Justice of the Court of Appeal for Ontario
- Incumbent
- Assumed office 5 January 2002
- Nominated by: Jean Chrétien
- Appointed by: Adrienne Clarkson

Personal details
- Born: Edmonton, Alberta
- Spouse: Robert Badun
- Children: 4
- Education: University of Alberta Oxford University
- Occupation: Judge

= Eileen E. Gillese =

Canadian judge

Eileen E. Gillese is a justice of the Court of Appeal for Ontario. She is a graduate of the University of Alberta and Oxford University. Before her appointment to the Court of Appeal, Gillese was a judge of the Ontario Superior Court of Justice.

Gillese earned a Commerce degree at the University of Alberta in 1977, then won a Rhodes Scholarship, which had just opened up to women, and studied law at Wadham College, Oxford, earning a BA Hons.

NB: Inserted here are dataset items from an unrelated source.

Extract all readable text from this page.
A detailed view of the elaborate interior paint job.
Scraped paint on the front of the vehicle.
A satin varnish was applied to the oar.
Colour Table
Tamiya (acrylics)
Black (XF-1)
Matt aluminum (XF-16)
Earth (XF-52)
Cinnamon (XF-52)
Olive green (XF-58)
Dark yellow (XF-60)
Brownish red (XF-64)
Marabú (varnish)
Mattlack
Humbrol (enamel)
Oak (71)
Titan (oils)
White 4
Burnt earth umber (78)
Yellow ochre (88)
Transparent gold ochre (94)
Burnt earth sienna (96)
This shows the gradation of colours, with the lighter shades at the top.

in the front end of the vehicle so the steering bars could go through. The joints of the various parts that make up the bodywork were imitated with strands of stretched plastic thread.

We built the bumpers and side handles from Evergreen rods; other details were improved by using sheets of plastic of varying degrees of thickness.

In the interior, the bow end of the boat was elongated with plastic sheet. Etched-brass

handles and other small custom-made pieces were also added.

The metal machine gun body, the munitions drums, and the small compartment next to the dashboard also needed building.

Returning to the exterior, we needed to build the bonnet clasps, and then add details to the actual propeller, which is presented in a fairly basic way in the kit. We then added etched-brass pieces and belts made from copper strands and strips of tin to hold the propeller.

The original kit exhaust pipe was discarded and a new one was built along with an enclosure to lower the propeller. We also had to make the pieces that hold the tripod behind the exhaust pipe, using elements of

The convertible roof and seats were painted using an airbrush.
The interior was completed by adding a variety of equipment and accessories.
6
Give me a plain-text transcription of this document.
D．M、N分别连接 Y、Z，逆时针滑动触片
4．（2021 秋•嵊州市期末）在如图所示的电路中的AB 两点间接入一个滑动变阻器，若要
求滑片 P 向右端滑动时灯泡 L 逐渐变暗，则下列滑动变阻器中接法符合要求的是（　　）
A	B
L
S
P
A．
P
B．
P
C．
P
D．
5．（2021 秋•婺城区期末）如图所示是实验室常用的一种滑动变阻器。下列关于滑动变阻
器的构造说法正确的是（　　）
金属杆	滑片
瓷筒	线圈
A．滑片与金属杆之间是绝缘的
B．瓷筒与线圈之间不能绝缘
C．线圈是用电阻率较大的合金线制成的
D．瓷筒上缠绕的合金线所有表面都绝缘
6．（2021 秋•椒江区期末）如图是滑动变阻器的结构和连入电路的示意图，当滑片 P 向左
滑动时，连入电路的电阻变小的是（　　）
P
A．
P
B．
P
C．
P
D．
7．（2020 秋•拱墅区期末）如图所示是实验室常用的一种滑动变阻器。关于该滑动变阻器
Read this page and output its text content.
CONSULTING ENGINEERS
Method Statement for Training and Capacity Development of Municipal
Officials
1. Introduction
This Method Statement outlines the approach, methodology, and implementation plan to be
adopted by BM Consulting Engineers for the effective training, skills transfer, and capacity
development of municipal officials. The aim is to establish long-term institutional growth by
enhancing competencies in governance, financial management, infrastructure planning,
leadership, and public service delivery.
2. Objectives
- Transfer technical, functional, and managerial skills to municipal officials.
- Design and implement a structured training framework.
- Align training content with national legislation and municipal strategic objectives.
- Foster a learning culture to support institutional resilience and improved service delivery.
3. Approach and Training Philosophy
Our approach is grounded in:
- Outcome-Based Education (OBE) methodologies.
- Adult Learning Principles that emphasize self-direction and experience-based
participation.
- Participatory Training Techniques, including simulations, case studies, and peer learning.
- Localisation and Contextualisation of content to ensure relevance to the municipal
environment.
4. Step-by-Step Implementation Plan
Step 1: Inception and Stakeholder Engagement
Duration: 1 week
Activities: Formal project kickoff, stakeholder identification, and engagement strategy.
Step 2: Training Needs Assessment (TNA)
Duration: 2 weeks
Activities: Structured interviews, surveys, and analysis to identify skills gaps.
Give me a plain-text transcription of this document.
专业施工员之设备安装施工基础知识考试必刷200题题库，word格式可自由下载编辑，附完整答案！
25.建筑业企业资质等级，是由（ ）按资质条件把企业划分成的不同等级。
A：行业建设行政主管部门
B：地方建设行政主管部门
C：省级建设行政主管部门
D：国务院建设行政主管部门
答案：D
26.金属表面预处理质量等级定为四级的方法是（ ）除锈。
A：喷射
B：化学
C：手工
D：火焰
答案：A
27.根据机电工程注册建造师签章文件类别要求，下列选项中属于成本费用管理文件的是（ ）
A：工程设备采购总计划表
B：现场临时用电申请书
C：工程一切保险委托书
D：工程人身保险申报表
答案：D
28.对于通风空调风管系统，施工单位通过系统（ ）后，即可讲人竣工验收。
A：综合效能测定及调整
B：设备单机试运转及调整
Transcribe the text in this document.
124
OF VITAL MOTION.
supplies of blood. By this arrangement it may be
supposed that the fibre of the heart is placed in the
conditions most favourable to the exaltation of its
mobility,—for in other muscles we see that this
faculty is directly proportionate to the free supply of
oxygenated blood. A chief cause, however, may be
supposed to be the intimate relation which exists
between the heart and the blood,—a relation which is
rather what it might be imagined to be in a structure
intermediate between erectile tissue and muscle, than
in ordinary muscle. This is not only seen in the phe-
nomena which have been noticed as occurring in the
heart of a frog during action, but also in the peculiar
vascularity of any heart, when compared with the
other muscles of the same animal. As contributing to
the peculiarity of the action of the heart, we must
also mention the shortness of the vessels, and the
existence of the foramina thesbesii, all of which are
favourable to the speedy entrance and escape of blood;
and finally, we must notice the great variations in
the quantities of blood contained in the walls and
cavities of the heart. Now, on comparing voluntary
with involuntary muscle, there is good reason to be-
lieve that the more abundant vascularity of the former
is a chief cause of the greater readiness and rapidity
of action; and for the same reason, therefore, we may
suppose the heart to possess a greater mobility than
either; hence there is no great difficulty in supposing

Jurisprudence and a Bachelor of Civil Law.

Before her judicial appointments Gillese articled and practised in Edmonton, then was Dean and Professor of Law of the Faculty of Law, the University of Western Ontario (1983–1999).

Gillese was appointed commissioner of the Public Inquiry into the Safety and Security of Residents in the Long-Term Care Homes System by the Government of Ontario on August 1, 2017. The inquiry was established to investigate the circumstances surrounding serial killer nurse Elizabeth Wettlaufer's crimes and gaps in legislative or policy frameworks that allowed Wettlaufer to continue working as a nurse even after other serious workplace problems became apparent.

Gillese served as the second chancellor of Brescia University College from 2015 until 2019.

She holds honorary LLD Degrees from the Law Society of Upper Canada and from the University of Alberta.